My Future World Vision

The first day of the Principles of Successful Living class, when Dr. Chris Michaels explained about what the requirements for this final project were, I was a bit perplexed. Being a Software Architect/Engineer for 15 years I have a very logical mind. I have always been interested in what futurists have to say about where we are heading as a race. You see, when I was a senior in high school we read the book Future Shock by Alvin Toffler and I was hooked. Since then I have read or watched whatever I could find by futurists. I have put considerable thought into this subject. I had to think hard to support some of the claims made by these futurists, with personal life experience, as well as things I think align with these, I guess call them projections of predictions. Of course I had to do this in a way that ties the fundamentals of what we have been learning from Dr. Chris into the equation.

In 2001 I was living and working in New York City, with my husband of 12 years at the time. We were both making a ridiculous amount of money. We had a car (in New York City that is a big expense), and apartment that was free and clear in Greenwich Village, as well as a cabin in the country. We were plugged in, totally hooked by the whole system, and were what most people would consider highly successful, yet we had little time for enjoying what we had. The stress and pressures were beginning to wear on us, we both worked 80+ hours a week, and when not at work we were tied to our Blackberries. Then September 11 happened and everything changed. All of the things we had acquired, all of the security the money helped us to feel was gone, it became secondary.

My whole world was torn apart, and suddenly nothing was the same anymore, it was the beginning of a tremendous shift in my awareness about what was truly important. But it wasn’t necessarily the event that shifted things for me; it was what happened in the city as a result of this tragedy.

New York City has millions of people living there on that island, but it can also be the coldest, loneliest place in the world. People will step over you, and not even notice you are there. But the weeks following 9/11 were miraculous. The care and concern, the love, the interaction and the comforting that I saw and experienced has forever changed my life. People you would see every day, for years, who never spoke a word to you before, were suddenly asking you how you are feeling. Spirit was truly shining for those two weeks. It was heartbreaking as it slowly faded, but my vision for the future is based on what I experienced in that city after that tragedy, a loving kind society; I was witness to a compassionate place that already exists deep within our hearts, deep within Humanity.

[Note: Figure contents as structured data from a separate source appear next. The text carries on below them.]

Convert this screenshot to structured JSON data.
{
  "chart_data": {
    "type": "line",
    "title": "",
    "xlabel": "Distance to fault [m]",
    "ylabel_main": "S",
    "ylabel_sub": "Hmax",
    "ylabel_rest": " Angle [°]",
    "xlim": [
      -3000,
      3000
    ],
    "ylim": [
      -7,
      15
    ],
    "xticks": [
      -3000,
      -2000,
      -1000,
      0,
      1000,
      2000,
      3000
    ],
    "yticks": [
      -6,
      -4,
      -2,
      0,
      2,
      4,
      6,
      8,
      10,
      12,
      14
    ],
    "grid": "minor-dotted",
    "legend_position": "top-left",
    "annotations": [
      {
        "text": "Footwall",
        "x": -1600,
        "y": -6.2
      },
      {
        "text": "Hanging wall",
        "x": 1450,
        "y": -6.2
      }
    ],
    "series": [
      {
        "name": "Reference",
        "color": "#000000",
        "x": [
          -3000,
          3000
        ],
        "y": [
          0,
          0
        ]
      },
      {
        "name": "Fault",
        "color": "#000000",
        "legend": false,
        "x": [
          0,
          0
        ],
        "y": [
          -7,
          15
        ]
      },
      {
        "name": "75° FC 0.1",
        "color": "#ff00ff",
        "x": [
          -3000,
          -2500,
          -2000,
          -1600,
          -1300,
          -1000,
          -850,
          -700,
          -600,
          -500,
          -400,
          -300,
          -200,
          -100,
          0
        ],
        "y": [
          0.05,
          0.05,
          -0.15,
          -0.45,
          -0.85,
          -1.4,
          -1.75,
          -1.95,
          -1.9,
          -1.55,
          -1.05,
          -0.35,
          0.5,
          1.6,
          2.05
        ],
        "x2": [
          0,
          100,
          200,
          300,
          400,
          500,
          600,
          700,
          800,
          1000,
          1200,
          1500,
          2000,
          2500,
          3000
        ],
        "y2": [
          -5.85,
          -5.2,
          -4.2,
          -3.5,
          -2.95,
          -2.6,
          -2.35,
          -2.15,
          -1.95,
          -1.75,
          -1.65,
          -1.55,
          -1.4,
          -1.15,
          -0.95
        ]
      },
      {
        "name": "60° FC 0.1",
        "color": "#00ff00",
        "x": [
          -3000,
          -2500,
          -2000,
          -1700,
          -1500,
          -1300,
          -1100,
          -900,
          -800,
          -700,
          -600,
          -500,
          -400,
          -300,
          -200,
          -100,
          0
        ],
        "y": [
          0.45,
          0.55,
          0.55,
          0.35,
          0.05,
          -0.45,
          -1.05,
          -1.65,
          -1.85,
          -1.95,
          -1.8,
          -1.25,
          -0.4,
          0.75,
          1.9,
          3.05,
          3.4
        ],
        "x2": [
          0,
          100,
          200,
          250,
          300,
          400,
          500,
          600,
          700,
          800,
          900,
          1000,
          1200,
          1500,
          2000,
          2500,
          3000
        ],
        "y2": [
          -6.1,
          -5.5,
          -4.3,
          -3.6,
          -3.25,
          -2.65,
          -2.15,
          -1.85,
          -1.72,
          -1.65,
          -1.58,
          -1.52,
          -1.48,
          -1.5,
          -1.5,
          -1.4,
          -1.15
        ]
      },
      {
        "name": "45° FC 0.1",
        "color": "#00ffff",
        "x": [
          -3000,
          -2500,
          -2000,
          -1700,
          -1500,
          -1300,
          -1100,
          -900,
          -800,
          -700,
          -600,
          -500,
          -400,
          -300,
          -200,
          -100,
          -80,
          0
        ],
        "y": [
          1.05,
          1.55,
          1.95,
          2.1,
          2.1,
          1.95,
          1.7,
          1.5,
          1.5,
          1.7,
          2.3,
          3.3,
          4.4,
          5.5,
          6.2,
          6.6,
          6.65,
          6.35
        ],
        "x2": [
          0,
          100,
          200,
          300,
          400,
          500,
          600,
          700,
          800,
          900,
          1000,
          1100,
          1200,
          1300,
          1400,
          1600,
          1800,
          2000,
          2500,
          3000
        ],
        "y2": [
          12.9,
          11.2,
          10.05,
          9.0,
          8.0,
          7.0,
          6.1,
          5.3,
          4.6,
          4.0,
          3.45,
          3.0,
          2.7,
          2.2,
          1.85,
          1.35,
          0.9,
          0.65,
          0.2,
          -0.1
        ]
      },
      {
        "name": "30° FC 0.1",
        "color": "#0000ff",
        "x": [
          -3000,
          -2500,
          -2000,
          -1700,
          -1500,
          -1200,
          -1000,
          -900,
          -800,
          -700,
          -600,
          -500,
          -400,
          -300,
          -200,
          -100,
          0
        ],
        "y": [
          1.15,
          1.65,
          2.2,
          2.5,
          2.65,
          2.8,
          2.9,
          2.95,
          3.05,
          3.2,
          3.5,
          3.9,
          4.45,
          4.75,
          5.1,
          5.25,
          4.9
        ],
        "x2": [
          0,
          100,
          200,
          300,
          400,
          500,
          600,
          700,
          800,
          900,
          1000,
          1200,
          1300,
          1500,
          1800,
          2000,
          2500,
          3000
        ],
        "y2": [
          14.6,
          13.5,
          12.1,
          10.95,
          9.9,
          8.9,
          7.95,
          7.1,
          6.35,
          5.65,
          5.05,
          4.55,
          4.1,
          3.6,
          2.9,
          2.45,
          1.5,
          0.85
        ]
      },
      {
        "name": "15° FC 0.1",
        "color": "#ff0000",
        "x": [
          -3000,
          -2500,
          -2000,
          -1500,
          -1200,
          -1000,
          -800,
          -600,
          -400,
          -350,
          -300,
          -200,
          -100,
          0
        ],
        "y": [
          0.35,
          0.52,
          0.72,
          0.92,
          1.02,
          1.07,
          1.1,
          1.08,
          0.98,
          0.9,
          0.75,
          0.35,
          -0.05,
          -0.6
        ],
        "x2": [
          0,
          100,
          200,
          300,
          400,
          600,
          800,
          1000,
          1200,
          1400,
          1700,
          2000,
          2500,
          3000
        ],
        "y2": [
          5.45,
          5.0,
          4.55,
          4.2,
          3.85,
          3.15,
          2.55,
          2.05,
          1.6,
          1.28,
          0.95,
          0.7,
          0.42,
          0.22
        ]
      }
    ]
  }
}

Is this kind of world vision even possible? I believe it is, but not with the system we currently have in place, I mean it is already on a slippery slope. One future vision that futurists see, one that I align with, is a cooperative society, where we use technology to eliminate the need for a daily work grind, and instead individuals will contribute a few hours each week to keep it all up and running. Resources and talents are freely shared. An increased focus on art, music, creative individual expression, and continuous education is realized. Renewable energy sources, such as wind and solar would solve many problems we currently are facing, most importantly our environmental ones. This is all possible, but not with the current monetary system our world is based on. Futurists say that if all the wealth in the world was evenly distributed, we would have an amazingly high standard of living. Money overrides everything, and like New York City in November, people easily forgot what was important.

Many of you may think this is not possible. Surely most of the friends I have discussed this with since the beginning of class, have aggressively said that it will never happen. But if we look closely enough, we can see places where we are moving towards a cooperative society. When I worked at The Blackstone Group in NYC, I was managing large groups of software developers. We were sent to a class to learn how to better manage the younger generations, because it was becoming an issue. One of the things I learned at this seminar was the younger generations would rather be rewarded with time off, rather than money. Really?? Think about that. Clearly this is indicative of a change of view, some say it’s a lax work ethic, but I believe that they see what is truly of value. To me I see an evolutionary raising of consciousness.

Uber and are primary examples of cooperative resource sharing, although these exist within our current monetary system. Websites exist where people can lend or borrow tools and all sorts of things. Pay it forward websites exist where people give things away instead of throwing them in the garbage. People on social media often do house or apartment swapping with people who want to travel to where they live. Hotels are losing, and individuals are winning, providing a better value and service. Within our community at CSL we clearly can create a cooperative system where we share talents and resources to make it easier for us all. In my heart I believe what Anne Frank wrote in the darkest of times. “Despite everything, I believe that people are really good at heart”. I experienced it those few weeks in September.

A loving kind cooperative society is my future vision for the world.